Eric Tulsky wrote an influential piece leading up to the 2013 NHL draft on evaluating how players in various leagues outside the NHL are used. This analysis which builds on previous work by Jonathan Willis and Scott Reynolds estimates the relative strength of opposing forwards and opposing defensemen. This methodology does this by estimating the TOI for these players using the number of goals for which they were on the ice for their team and adjusting for the team scoring rate.

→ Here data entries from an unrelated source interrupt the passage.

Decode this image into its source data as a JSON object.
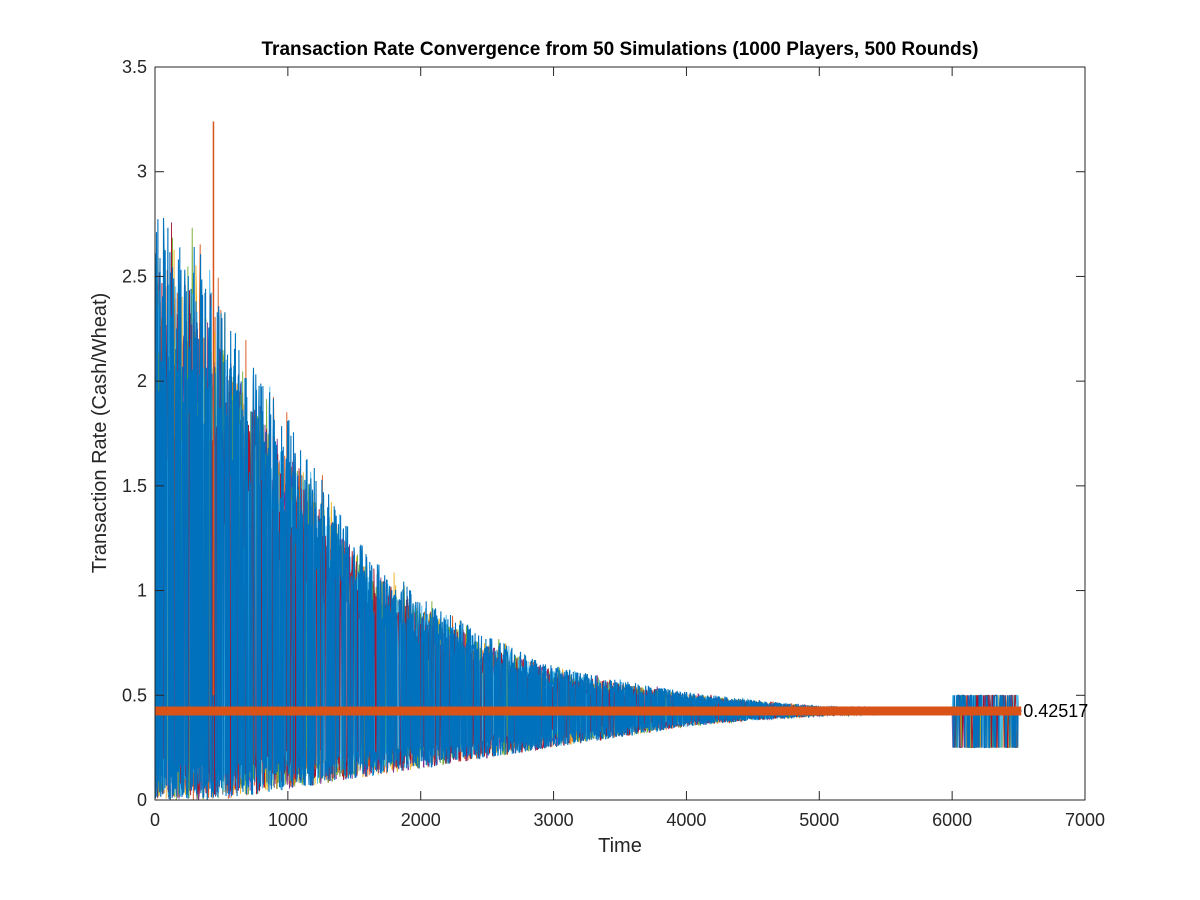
{
  "chart_data": {
    "type": "line",
    "title": "Transaction Rate Convergence from 50 Simulations (1000 Players, 500 Rounds)",
    "xlabel": "Time",
    "ylabel": "Transaction Rate (Cash/Wheat)",
    "xlim": [
      0,
      7000
    ],
    "ylim": [
      0,
      3.5
    ],
    "x_ticks": [
      "0",
      "1000",
      "2000",
      "3000",
      "4000",
      "5000",
      "6000",
      "7000"
    ],
    "y_ticks": [
      "0",
      "0.5",
      "1",
      "1.5",
      "2",
      "2.5",
      "3",
      "3.5"
    ],
    "grid": false,
    "legend": "none",
    "series_colors": [
      "#0072BD",
      "#D95319",
      "#EDB120",
      "#7E2F8E",
      "#77AC30",
      "#4DBEEE",
      "#A2142F"
    ],
    "num_simulations": 50,
    "x_max_observed": 6520,
    "peak_value": 3.24,
    "envelope": {
      "x": [
        0,
        100,
        300,
        500,
        700,
        1000,
        1500,
        2000,
        2500,
        3000,
        3500,
        4000,
        4500,
        5000,
        5500,
        6000,
        6520
      ],
      "upper": [
        3.0,
        2.9,
        2.8,
        2.5,
        2.2,
        1.9,
        1.3,
        1.0,
        0.8,
        0.65,
        0.58,
        0.52,
        0.48,
        0.45,
        0.44,
        0.43,
        0.43
      ],
      "lower": [
        0.0,
        0.0,
        0.0,
        0.0,
        0.02,
        0.05,
        0.1,
        0.15,
        0.2,
        0.25,
        0.3,
        0.35,
        0.38,
        0.4,
        0.41,
        0.42,
        0.42
      ]
    },
    "late_spread": {
      "x_start": 6000,
      "x_end": 6500,
      "upper": 0.5,
      "lower": 0.25
    },
    "convergence_line": {
      "value": 0.42517,
      "x_start": 0,
      "x_end": 6520,
      "color": "#D95319",
      "label": "0.42517"
    }
  }
}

Macdonald’s Expected Goals Model
Prediction of future hockey performance is not limited to Corsi and Fenwick. Brian addresses other metrics and ties those to the players on the ice during a given shift as well as other contextual information about that shift. Thus, this approach takes an über form of WOWY that accounts simultaneously for all of the other factors present during a given shift to isolate the impact of a given player. This work was originally presented at the 2012 MIT Sloan conference: link to the paper. A further explanation of this methodology was given by Macdonald in this post.
Total Hockey Ratings
My Total Hockey Ratings or (THoR), which was also originally present at MIT Sloan, is similar to the work of Macdonald above in that both models account for who is one the ice for and against for each action along with other context dependent factors. Under THoR, each event (hit, shot, miss, etc) in the NHL’s RTSS system is given a valued based upon the net probability it leads to a goal. The original model was purely based upon even strength events and introduced a methodology for adjusting shot (x,y) location to account for rink biases. The latest results and updates from THoR both even strength and the newer all events have shown a high level of reliability.

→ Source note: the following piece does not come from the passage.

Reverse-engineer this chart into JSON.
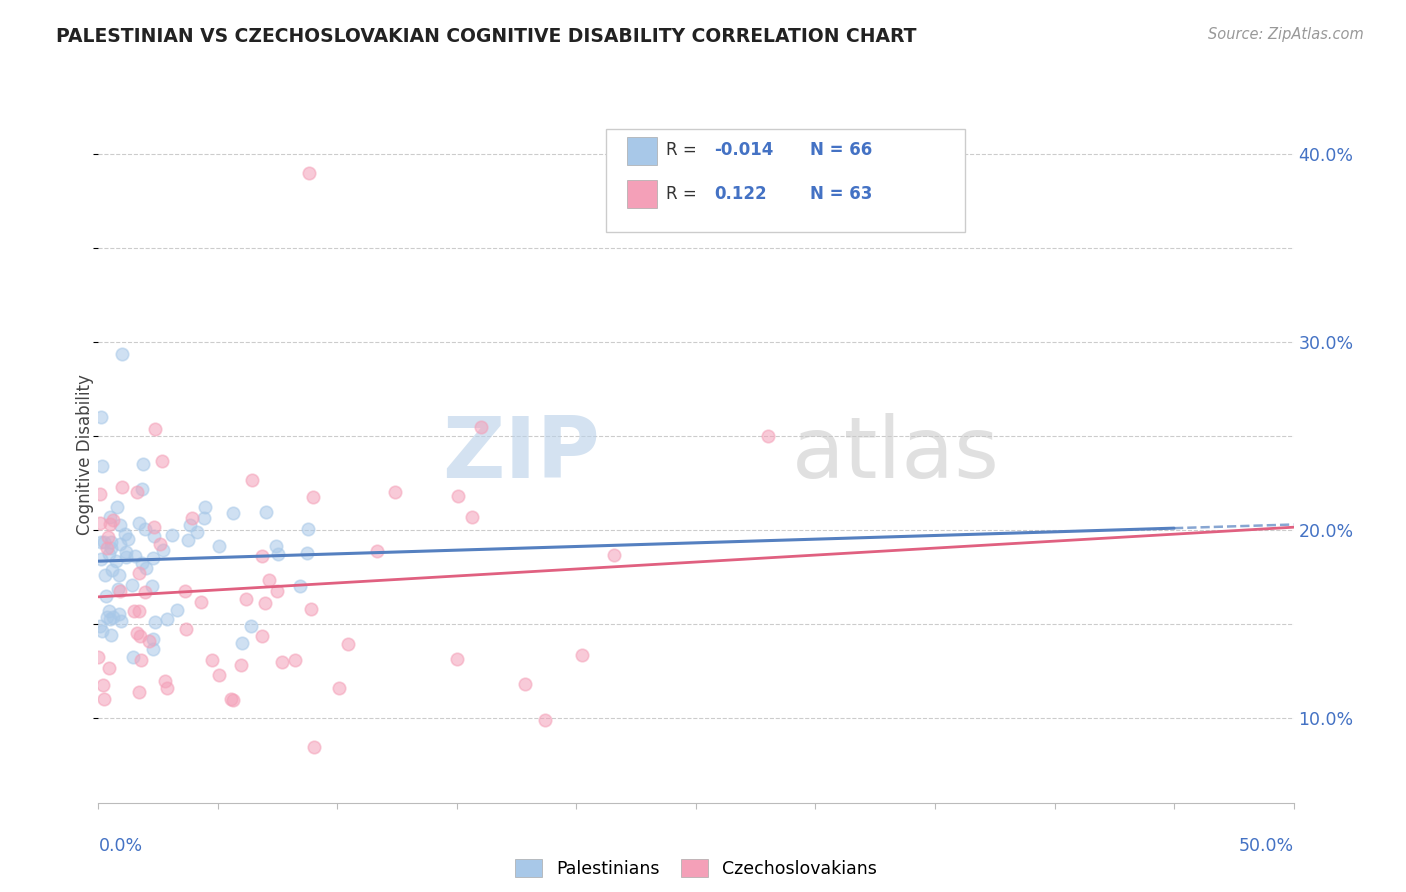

Steve Burtch’s dCorsi (or Delta Corsi) is similar to the previous two innovations in that it uses a statistical regression to account for factors. As the name implies, it is based upon Corsi and adjusting Corsi for average TOI, Zone Starts, QoT and QoC. The germ for dCorsi was a study on a metric called Shut Down Index which ‘morphed’ into the dCorsi which is discussed in this blog post looking at defencemen through the first quarter of a season.
Parkatti’s Expected Goals
So now not only do we have metrics in hockey with uninformative names — Corsi, Fenwick, PDO — but we now have metrics with the same name: expected goals. Michael Parkatti’s expected goals weights each shot by the probability of being a goal given distance and shot type. Michael was the winner of the Edmonton Oilers hackathon and is now involved with the team. Parkatti gave some idea of the predictive ability of this method in this post.

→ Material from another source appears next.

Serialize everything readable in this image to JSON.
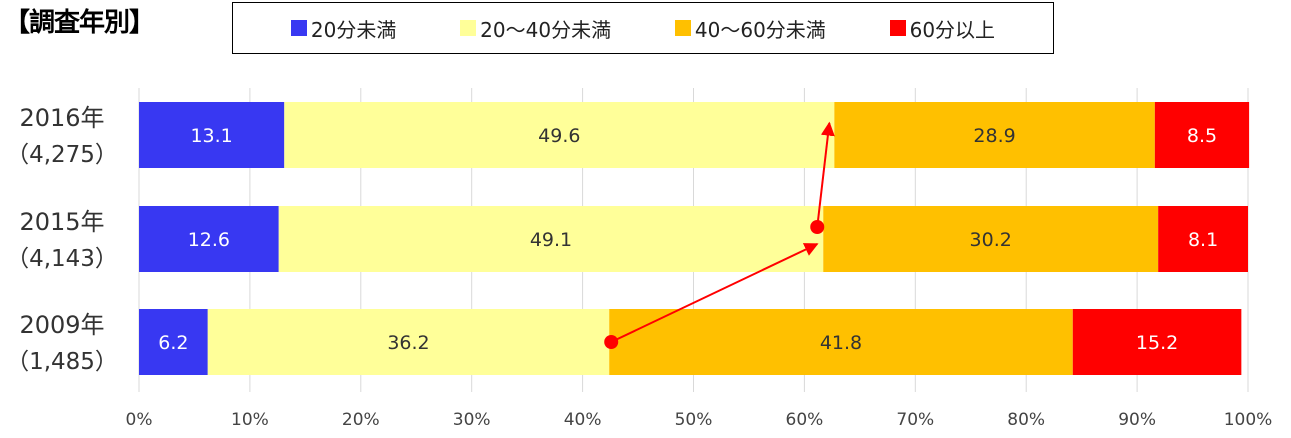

There have also been some promising other methods that have appreared which have a good deal of potential for creating innovation. I want to highlight three of these. The first is by Gramacy et al and received some interest from the Hockey Blogosphere. The methodology they have created is one with a good deal of potential. Similarly, the Mean Even Strength Hazard (MESH) rating approach of Andrew Thomas et al is a method that is worth reading. Finally, Josh Weissbock has developed some machine learning algorithms for the analysis of hockey. Here’s his academic conference paper. Weissbock also wrote this blog post on the topic.
As I mentioned above, hockey analytics has expanded a great deal in the past two years. I excited for this years MIT Sloan Sports Analytics Conference (#SSAC2014) Hockey Panel and look forward to the conference.
Thanks to Brian Macdonald @greaterthanPM for discussion on this topic.